Cardiac hypertrophy is associated with profound remodelling of Ca2+ signalling pathways. During the early, compensated stages of hypertrophy, Ca2+ fluxes may be enhanced to facilitate greater contraction, whereas as the hypertrophic heart decompensates, Ca2+ homeostatic mechanisms are dysregulated leading to decreased contractility, arrhythmia and death. Although ryanodine receptor Ca2+ release channels (RyR) on the sarcoplasmic reticulum (SR) intracellular Ca2+ store are primarily responsible for the Ca2+ flux that induces myocyte contraction, a role for Ca2+ release via the inositol 1,4,5-trisphosphate receptor (InsP3R) in cardiac physiology has also emerged.
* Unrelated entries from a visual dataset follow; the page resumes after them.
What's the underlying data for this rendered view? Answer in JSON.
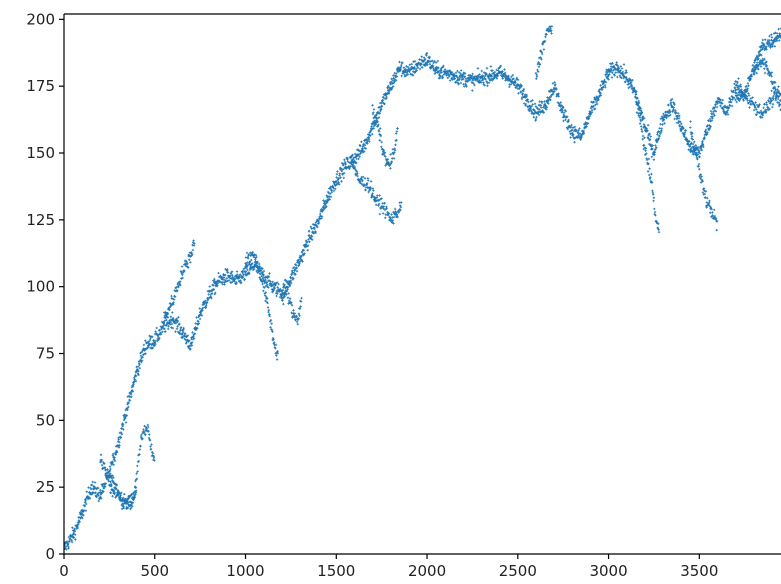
{
  "chart_data": {
    "type": "scatter",
    "title": "",
    "xlabel": "",
    "ylabel": "",
    "xlim": [
      0,
      3950
    ],
    "ylim": [
      0,
      202
    ],
    "x_ticks": [
      0,
      500,
      1000,
      1500,
      2000,
      2500,
      3000,
      3500
    ],
    "x_tick_labels": [
      "0",
      "500",
      "1000",
      "1500",
      "2000",
      "2500",
      "3000",
      "3500"
    ],
    "y_ticks": [
      0,
      25,
      50,
      75,
      100,
      125,
      150,
      175,
      200
    ],
    "y_tick_labels": [
      "0",
      "25",
      "50",
      "75",
      "100",
      "125",
      "150",
      "175",
      "200"
    ],
    "grid": false,
    "marker": "small cross",
    "color": "#1f77b4",
    "trend": {
      "x": [
        0,
        50,
        100,
        150,
        200,
        250,
        300,
        350,
        400,
        450,
        500,
        550,
        600,
        650,
        700,
        750,
        800,
        850,
        900,
        950,
        1000,
        1050,
        1100,
        1150,
        1200,
        1250,
        1300,
        1350,
        1400,
        1450,
        1500,
        1550,
        1600,
        1650,
        1700,
        1750,
        1800,
        1850,
        1900,
        1950,
        2000,
        2050,
        2100,
        2150,
        2200,
        2250,
        2300,
        2350,
        2400,
        2450,
        2500,
        2550,
        2600,
        2650,
        2700,
        2750,
        2800,
        2850,
        2900,
        2950,
        3000,
        3050,
        3100,
        3150,
        3200,
        3250,
        3300,
        3350,
        3400,
        3450,
        3500,
        3550,
        3600,
        3650,
        3700,
        3750,
        3800,
        3850,
        3900,
        3950
      ],
      "y": [
        2,
        7,
        15,
        25,
        22,
        30,
        42,
        55,
        68,
        78,
        80,
        85,
        88,
        83,
        78,
        90,
        97,
        102,
        104,
        102,
        105,
        108,
        104,
        100,
        98,
        103,
        110,
        118,
        124,
        133,
        140,
        145,
        148,
        152,
        160,
        168,
        175,
        182,
        180,
        183,
        185,
        181,
        180,
        179,
        178,
        177,
        178,
        179,
        180,
        178,
        175,
        170,
        165,
        168,
        175,
        165,
        158,
        156,
        165,
        172,
        180,
        182,
        178,
        172,
        160,
        150,
        163,
        168,
        160,
        152,
        150,
        160,
        170,
        165,
        175,
        172,
        182,
        190,
        192,
        195
      ]
    },
    "branches": [
      {
        "x": [
          200,
          260,
          320,
          380,
          430,
          460,
          500
        ],
        "y": [
          35,
          28,
          20,
          18,
          45,
          48,
          33
        ]
      },
      {
        "x": [
          250,
          300,
          330,
          350,
          380,
          400
        ],
        "y": [
          25,
          22,
          18,
          20,
          22,
          23
        ]
      },
      {
        "x": [
          550,
          600,
          650,
          700,
          720
        ],
        "y": [
          88,
          95,
          105,
          112,
          118
        ]
      },
      {
        "x": [
          1000,
          1050,
          1100,
          1130,
          1160,
          1180
        ],
        "y": [
          110,
          112,
          100,
          90,
          78,
          74
        ]
      },
      {
        "x": [
          1200,
          1230,
          1260,
          1290,
          1310
        ],
        "y": [
          95,
          98,
          90,
          88,
          96
        ]
      },
      {
        "x": [
          1580,
          1620,
          1680,
          1720,
          1760,
          1800,
          1840,
          1860
        ],
        "y": [
          148,
          140,
          138,
          132,
          130,
          125,
          128,
          132
        ]
      },
      {
        "x": [
          1700,
          1730,
          1760,
          1790,
          1820,
          1840
        ],
        "y": [
          165,
          160,
          150,
          145,
          150,
          160
        ]
      },
      {
        "x": [
          2600,
          2630,
          2660,
          2690
        ],
        "y": [
          178,
          188,
          195,
          197
        ]
      },
      {
        "x": [
          3150,
          3180,
          3210,
          3240,
          3260,
          3280
        ],
        "y": [
          170,
          160,
          148,
          138,
          125,
          120
        ]
      },
      {
        "x": [
          3450,
          3480,
          3510,
          3540,
          3570,
          3600
        ],
        "y": [
          160,
          150,
          140,
          132,
          128,
          123
        ]
      },
      {
        "x": [
          3700,
          3750,
          3800,
          3850,
          3900,
          3950
        ],
        "y": [
          170,
          172,
          168,
          165,
          170,
          172
        ]
      },
      {
        "x": [
          3800,
          3850,
          3900,
          3950
        ],
        "y": [
          180,
          185,
          178,
          168
        ]
      }
    ]
  }
}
Specifically, InsP3-induced Ca2+ signals generated following myocyte stimulation with an InsP3-generating agonist (e.g. endothelin, ET-1), lead to modulation of Ca2+ signals associated with excitation-contraction coupling (ECC) and the induction of spontaneous Ca2+ release events that cause cellular arrhythmia. Using myocytes from spontaneously hypertensive rats (SHR), we recently reported that expression of the type 2 InsP3R (InsP3R2) is significantly increased during hypertrophy. Notably, this increased expression was restricted to the junctional SR in close proximity to RyRs. There, enhanced Ca2+ release via InsP3Rs serves to sensitise neighbouring RyRs causing an augmentation of Ca2+ fluxes during ECC as well as an increase in non-triggered Ca2+ release events. Although the sensitization of RyRs may be a beneficial consequence of elevated InsP3R expression during hypertrophy, the spontaneous Ca2+ release events are potentially of pathological significance giving rise to cardiac arrhythmia. InsP3R2 expression was also increased in hypertrophic hearts from patients with ischemic dilated cardiomyopathy and aortically-banded mice demonstrating that increased InsP3R expression may be a general phenomenon that underlies Ca2+ changes during hypertrophy.